#1 BINTANG KEMBAR

Isi langit itu begitu luas, bahkan lebih luas dari Bumi. Kamu pernah dengarkan sebuah teori ketika ada bintang kembar yang memulai kehidupan di seluruh tata surya ini? Ya, seperti namanya, bintang itu berubah menjadi surya atau kita menyebutnya sekarang, Matahari dan satunya terpecah menjadi planet-planet dan bintang lain. Di mana semuanya selalu terlihat cantik ketika kita melihatnya dari Bumi. -Surya-

Suara helaan napas, desingan instrumen musik yang muncul dari pelantang suara yang berada di kiri dan kanan ruangan, dinding kaca yang mengelilinginya, juga decitan sepatu kets dengan lantai kayu setiap kali kaki orang-orang itu berpijak atau berpindah ke posisi satu dan lainnya. Peluh yang menghiasi kening dan turun perlahan di sela-sela jambang, tak menyurutkan semangat mereka untuk mengikuti arahan instruktur di depan mereka.
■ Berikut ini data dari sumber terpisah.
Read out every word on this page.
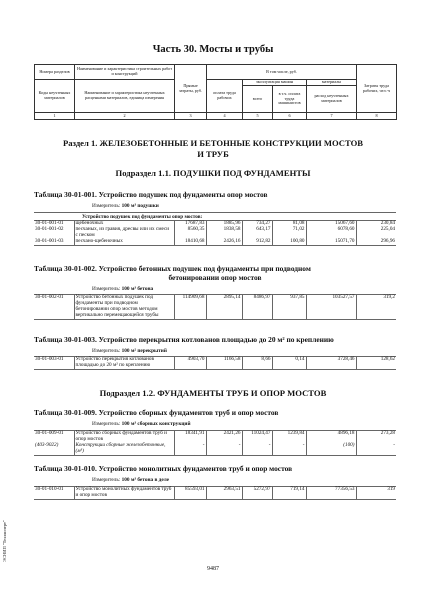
Часть 30. Мосты и трубы
Номера разделов	Наименование и характеристика строительных работ и конструкций	Прямые затраты, руб.	В том числе, руб.				Затраты труда рабочих, чел.-ч
Коды неучтенных материалов	Наименование и характеристика неучтенных расценками материалов, единица измерения		оплата труда рабочих	эксплуатация машин		материалы	
				всего	в т.ч. оплата труда машинистов	расход неучтенных материалов	
1	2	3	4	5	6	7	8
Раздел 1. ЖЕЛЕЗОБЕТОННЫЕ И БЕТОННЫЕ КОНСТРУКЦИИ МОСТОВ
И ТРУБ
Подраздел 1.1. ПОДУШКИ ПОД ФУНДАМЕНТЫ
Таблица 30-01-001. Устройство подушек под фундаменты опор мостов
Измеритель: 100 м³ подушки
Устройство подушек под фундаменты опор мостов:
30-01-001-01	щебеночных	17687,83	1885,96	734,27	81,08	15067,60	230,84
30-01-001-02	песчаных, из гравия, дресвы или их смеси с песком	8560,35	1838,58	643,17	71,02	6078,60	225,04
30-01-001-03	песчано-щебеночных	18410,68	2426,16	912,82	100,80	15071,70	296,96
Таблица 30-01-002. Устройство бетонных подушек под фундаменты при подводном
бетонировании опор мостов
Измеритель: 100 м³ бетона
30-01-002-01	Устройство бетонных подушек под фундаменты при подводном бетонировании опор мостов методом вертикально перемещающейся трубы	114909,68	2895,14	8486,97	937,85	103527,57	319,2
Таблица 30-01-003. Устройство перекрытия котлованов площадью до 20 м² по креплению
Измеритель: 100 м² перекрытий
30-01-003-01	Устройство перекрытия котлованов площадью до 20 м² по креплению	4903,70	1166,58	8,66	0,14	3728,46	128,62
Подраздел 1.2. ФУНДАМЕНТЫ ТРУБ И ОПОР МОСТОВ
Таблица 30-01-009. Устройство сборных фундаментов труб и опор мостов
Измеритель: 100 м³ сборных конструкций
30-01-009-01	Устройство сборных фундаментов труб и опор мостов	18341,91	2421,26	11024,47	1239,84	4896,18	273,28
(403-9022)	Конструкции сборные железобетонные, (м³)	-	-	-	-	(100)	-
Таблица 30-01-010. Устройство монолитных фундаментов труб и опор мостов
Измеритель: 100 м³ бетона в деле
30-01-010-01	Устройство монолитных фундаментов труб и опор мостов	85593,01	2963,51	5272,97	719,14	77356,53	319
9487
ЭСНИП "Техэксперт"
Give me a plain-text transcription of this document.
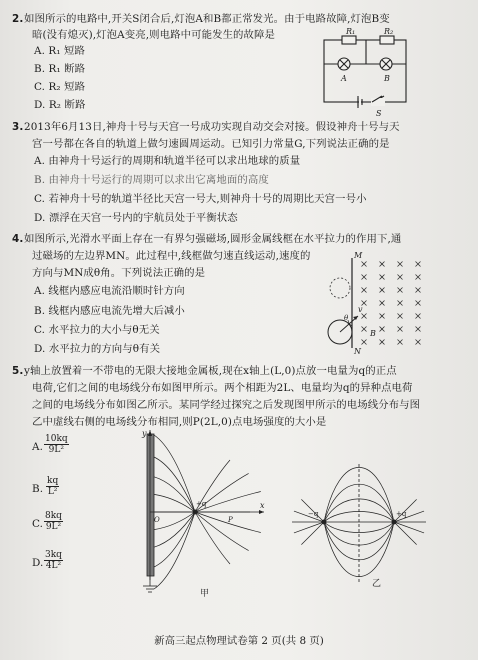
2. 如图所示的电路中,开关S闭合后,灯泡A和B都正常发光。由于电路故障,灯泡B变
暗(没有熄灭),灯泡A变亮,则电路中可能发生的故障是
A. R₁ 短路
B. R₁ 断路
C. R₂ 短路
D. R₂ 断路
R₁	R₂
A	B
S
3. 2013年6月13日,神舟十号与天宫一号成功实现自动交会对接。假设神舟十号与天
宫一号都在各自的轨道上做匀速圆周运动。已知引力常量G,下列说法正确的是
A. 由神舟十号运行的周期和轨道半径可以求出地球的质量
B. 由神舟十号运行的周期可以求出它离地面的高度
C. 若神舟十号的轨道半径比天宫一号大,则神舟十号的周期比天宫一号小
D. 漂浮在天宫一号内的宇航员处于平衡状态
4. 如图所示,光滑水平面上存在一有界匀强磁场,圆形金属线框在水平拉力的作用下,通
过磁场的左边界MN。此过程中,线框做匀速直线运动,速度的
方向与MN成θ角。下列说法正确的是
A. 线框内感应电流沿顺时针方向
B. 线框内感应电流先增大后减小
C. 水平拉力的大小与θ无关
D. 水平拉力的方向与θ有关
M
N
B
v
θ
5. y轴上放置着一不带电的无限大接地金属板,现在x轴上(L,0)点放一电量为q的正点
电荷,它们之间的电场线分布如图甲所示。两个相距为2L、电量均为q的异种点电荷
之间的电场线分布如图乙所示。某同学经过探究之后发现图甲所示的电场线分布与图
乙中虚线右侧的电场线分布相同,则P(2L,0)点电场强度的大小是
A. $\frac{10kq}{\text{9L²}}$
B. $\frac{kq}{\text{L²}}$
C. $\frac{8kq}{\text{9L²}}$
D. $\frac{3kq}{\text{4L²}}$
y
x
O	P
+q
甲
−q	+q
乙
新高三起点物理试卷第 2 页(共 8 页)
"Ya! Mari kita sudahi latihan hari ini, terima kasih atas kerja kerasnya. Semangat menuju debut! Kajja~!" teriak si instruktur yang menggunakan kaus tanpa lengan itu.

"Terima kasih, Coach-nim. Kami akan kembali lagi besok," sahut beberapa pria muda yang memiliki rentang umur lima belas hingga dua puluh dua tahun itu.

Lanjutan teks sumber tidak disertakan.